Although the paradigm for increased tolerance to pesticides has been by selection on constitutive (naïve) traits, recent research has shown it can also occur through phenotypic plasticity. However, the time period in which induction can occur, the duration of induced tolerance, and the influence of multiple induction events remain unknown. We hypothesized that the induction of increased pesticide tolerance is limited to early sensitive periods, the magnitude of induced tolerance depends on the number of exposures, and the retention of induced tolerance depends on the time elapsed after an exposure and the number of exposures.

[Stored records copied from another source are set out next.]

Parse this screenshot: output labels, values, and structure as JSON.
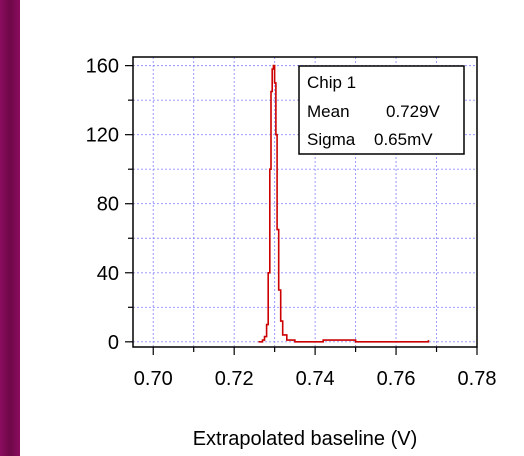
{
  "chart_data": {
    "type": "line",
    "title": "",
    "xlabel": "Extrapolated baseline (V)",
    "ylabel": "",
    "xlim": [
      0.695,
      0.78
    ],
    "ylim": [
      -3,
      165
    ],
    "grid": true,
    "xticks": [
      "0.70",
      "0.72",
      "0.74",
      "0.76",
      "0.78"
    ],
    "xtick_values": [
      0.7,
      0.72,
      0.74,
      0.76,
      0.78
    ],
    "yticks": [
      "0",
      "40",
      "80",
      "120",
      "160"
    ],
    "ytick_values": [
      0,
      40,
      80,
      120,
      160
    ],
    "line_color": "#cc0000",
    "legend": {
      "position": "top-right",
      "lines": [
        {
          "label": "Chip 1",
          "value": ""
        },
        {
          "label": "Mean",
          "value": "0.729V"
        },
        {
          "label": "Sigma",
          "value": "0.65mV"
        }
      ]
    },
    "series": [
      {
        "x": [
          0.726,
          0.727,
          0.7275,
          0.728,
          0.7284,
          0.7288,
          0.7291,
          0.7294,
          0.7297,
          0.73,
          0.7303,
          0.7306,
          0.731,
          0.7315,
          0.732,
          0.733,
          0.735,
          0.742,
          0.75,
          0.76,
          0.768
        ],
        "y": [
          0,
          1,
          3,
          10,
          40,
          100,
          145,
          158,
          160,
          150,
          120,
          65,
          30,
          12,
          4,
          1,
          0,
          1,
          0,
          0,
          1
        ]
      }
    ]
  }
}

To test these hypotheses, we exposed wood frog tadpoles to either a no-carbaryl control (water) or 0.5 mg/L carbaryl at 4 time periods, and later tested their tolerance to carbaryl using time-to-death assays. We discovered that tadpoles induced increased tolerance early and midway but not late in our experiment and their constitutive tolerance increased with age. We found no difference in the magnitude of induced tolerance after a single or 2 exposures. Finally, induced pesticide tolerance was reversed within 6 d but was retained only when tadpoles experienced all 4 consecutive exposures. Phenotypic plasticity provides an immediate response for sensitive amphibian larvae to early pesticide exposures and reduces phenotypic mismatches in aquatic environments contaminated by agrochemicals. Environ Toxicol Chem 2018;37:2188-2197.